Unlike in the U.S., preparations for nuclear conflict during the cold war remain tightly held secrets in Russia, a reflection of the military's continued suspicion of the West. But some information can be pieced together. According to several sources, including former KGB officers, the Kremlin and other key buildings in Moscow are still linked by underground rail tunnels to an area about six miles outside the city center called Ramenki, site of a vast subterranean bunker designed for the country's leaders and their families. ( Responsibility for protection of top Kremlin officials rested with the KGB's Ninth Directorate, which delegated tasks to the Defense Ministry. A KGB officer who claimed to have taken part in constructing the Ramenki bunker described it to a Soviet newspaper last year as an underground city about 500 acres in size, built at several levels ranging in depth from 230 ft. to 395 ft. He said the bunker was begun in the second half of the 1960s and completed by the mid-'70s, could shelter as many as 120,000 people, and included food supplies that could last up to 30 years. Quarters for top leaders were comfortably appointed, and movie theaters were built for entertainment. Some 30 miles outside Moscow in Sofrino, an underground broadcast-communications installation built during Nikita Khrushchev's tenure is now outdated and inoperative, according to Igor Malashenko, deputy director of state television and radio. "Because we don't need it anymore, it's been slowly stripped of spare parts," he says. A similar fate befell many of the tens of thousands of civilian bomb shelters built as part of the massive Soviet civil defense program. At a shelter 40 ft. below the main building of Moscow State University, water has flooded some of the rooms, and thieves have stripped the three-tiered bunks of more than half the wooden plank beds, leaving only useless steel frames.

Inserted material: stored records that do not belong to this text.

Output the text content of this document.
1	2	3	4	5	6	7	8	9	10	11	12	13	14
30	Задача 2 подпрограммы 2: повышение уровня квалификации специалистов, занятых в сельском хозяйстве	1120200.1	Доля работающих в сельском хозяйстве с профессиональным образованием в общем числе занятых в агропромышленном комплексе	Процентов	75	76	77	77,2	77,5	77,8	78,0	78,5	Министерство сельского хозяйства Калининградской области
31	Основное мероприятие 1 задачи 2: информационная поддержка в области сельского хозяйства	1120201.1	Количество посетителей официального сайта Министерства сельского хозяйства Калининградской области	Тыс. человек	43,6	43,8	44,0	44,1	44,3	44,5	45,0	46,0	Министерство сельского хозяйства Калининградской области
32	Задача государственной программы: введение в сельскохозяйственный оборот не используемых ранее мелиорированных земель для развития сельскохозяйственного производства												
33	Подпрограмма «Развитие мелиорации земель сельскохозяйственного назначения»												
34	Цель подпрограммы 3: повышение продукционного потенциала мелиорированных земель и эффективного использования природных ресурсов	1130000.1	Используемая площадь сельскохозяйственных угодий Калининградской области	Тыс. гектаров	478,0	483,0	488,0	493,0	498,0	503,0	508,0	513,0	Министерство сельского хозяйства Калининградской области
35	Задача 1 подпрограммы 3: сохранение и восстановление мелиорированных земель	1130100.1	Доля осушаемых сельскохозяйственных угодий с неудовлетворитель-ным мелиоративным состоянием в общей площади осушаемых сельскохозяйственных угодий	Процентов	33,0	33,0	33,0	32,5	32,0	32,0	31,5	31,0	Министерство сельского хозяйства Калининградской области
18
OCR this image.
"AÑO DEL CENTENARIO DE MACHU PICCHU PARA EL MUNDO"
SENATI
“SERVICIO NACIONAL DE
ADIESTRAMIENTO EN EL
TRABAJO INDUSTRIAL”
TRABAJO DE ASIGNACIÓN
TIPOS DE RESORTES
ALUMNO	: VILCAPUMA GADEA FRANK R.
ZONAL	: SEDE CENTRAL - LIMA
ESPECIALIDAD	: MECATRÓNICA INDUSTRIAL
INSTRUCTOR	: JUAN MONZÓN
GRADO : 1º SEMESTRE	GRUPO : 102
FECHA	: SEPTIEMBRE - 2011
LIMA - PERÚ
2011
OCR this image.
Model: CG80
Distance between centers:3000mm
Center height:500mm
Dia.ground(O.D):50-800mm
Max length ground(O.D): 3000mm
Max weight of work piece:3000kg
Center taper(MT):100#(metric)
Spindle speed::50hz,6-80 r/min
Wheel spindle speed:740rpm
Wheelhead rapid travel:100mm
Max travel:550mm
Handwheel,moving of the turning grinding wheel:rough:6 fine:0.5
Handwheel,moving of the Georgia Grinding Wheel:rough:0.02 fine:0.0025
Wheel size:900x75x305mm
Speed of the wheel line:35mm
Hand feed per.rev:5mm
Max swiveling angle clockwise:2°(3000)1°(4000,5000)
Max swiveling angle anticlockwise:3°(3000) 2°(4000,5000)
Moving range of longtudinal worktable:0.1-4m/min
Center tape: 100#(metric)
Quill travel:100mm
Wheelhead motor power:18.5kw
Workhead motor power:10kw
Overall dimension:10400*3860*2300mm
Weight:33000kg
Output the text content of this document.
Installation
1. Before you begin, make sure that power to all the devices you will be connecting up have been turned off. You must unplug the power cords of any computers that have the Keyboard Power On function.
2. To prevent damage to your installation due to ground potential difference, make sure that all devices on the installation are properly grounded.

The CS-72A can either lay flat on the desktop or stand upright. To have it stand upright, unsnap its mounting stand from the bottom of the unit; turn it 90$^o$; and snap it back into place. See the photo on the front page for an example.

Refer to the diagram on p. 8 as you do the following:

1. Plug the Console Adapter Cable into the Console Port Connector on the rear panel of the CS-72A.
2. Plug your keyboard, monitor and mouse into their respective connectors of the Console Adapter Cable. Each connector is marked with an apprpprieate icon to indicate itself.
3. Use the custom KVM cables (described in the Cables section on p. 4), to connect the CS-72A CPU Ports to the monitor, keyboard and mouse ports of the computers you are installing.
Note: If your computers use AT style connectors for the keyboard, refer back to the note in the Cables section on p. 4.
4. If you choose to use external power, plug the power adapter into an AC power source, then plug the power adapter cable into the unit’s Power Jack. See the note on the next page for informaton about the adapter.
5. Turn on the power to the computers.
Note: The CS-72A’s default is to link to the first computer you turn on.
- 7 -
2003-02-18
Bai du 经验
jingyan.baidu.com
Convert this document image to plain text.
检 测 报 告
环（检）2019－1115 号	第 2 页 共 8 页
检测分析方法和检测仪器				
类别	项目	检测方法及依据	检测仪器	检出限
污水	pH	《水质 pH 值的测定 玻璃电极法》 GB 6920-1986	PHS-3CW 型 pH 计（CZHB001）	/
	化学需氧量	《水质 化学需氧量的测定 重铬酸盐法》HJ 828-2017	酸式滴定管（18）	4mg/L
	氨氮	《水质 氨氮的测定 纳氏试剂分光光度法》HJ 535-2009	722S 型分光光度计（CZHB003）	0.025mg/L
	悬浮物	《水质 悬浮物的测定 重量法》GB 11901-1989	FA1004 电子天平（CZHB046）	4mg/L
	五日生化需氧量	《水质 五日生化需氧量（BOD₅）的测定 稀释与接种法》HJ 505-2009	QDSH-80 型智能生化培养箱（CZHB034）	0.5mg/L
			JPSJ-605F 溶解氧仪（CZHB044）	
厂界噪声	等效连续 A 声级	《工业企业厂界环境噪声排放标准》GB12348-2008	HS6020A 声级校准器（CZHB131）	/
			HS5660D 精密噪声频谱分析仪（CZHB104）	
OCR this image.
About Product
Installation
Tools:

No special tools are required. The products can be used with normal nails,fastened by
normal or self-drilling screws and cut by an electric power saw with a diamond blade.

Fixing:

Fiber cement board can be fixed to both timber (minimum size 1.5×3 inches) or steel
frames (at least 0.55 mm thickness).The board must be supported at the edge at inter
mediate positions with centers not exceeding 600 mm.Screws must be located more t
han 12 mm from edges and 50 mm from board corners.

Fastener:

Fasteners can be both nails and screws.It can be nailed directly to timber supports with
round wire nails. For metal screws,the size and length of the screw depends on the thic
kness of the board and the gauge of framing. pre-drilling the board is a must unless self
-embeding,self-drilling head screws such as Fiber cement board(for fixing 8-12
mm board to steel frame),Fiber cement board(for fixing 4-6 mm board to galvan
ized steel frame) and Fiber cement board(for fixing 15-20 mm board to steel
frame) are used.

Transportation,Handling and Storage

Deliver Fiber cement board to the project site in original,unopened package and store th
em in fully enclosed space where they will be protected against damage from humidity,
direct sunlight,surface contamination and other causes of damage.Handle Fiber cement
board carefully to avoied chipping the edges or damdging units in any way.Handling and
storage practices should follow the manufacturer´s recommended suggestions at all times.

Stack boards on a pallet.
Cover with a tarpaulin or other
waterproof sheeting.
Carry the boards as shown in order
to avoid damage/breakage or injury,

Long before the demise of the Soviet Union, Russians learned to dismiss as absurd the civil defense training courses imposed on them at school and work. They refer to the courses as grob, taken from the first two letters of the words for civil defense -- grazhdanskaya oborona. Translation of grob: coffin. The cynicism was justified. In 1988 an accidental air-raid alert in the industrial city of Perm sent hundreds of thousands of people scrambling for safety. As a test of civil defense, the accident proved a disaster. Perm residents found many shelters locked, flooded or infested with mosquitoes.

How much did Moscow know about U.S. plans to survive a nuclear attack? A former KGB official says spies watched for signs that the U.S. was preparing a nuclear attack by monitoring late-night activity at the Pentagon and keeping track of troop movements. The KGB and GRU, the Soviet military intelligence agency, also used agents to try to discover the location of the bunkers set aside for U.S. leaders. "We did find out some of the operation code names and hiding places," claims the official. Sometimes the U.S.'s own planning methods tipped off the Soviets. Says the official: "The rehearsals for responding to Russian nuclear attacks helped us a great deal."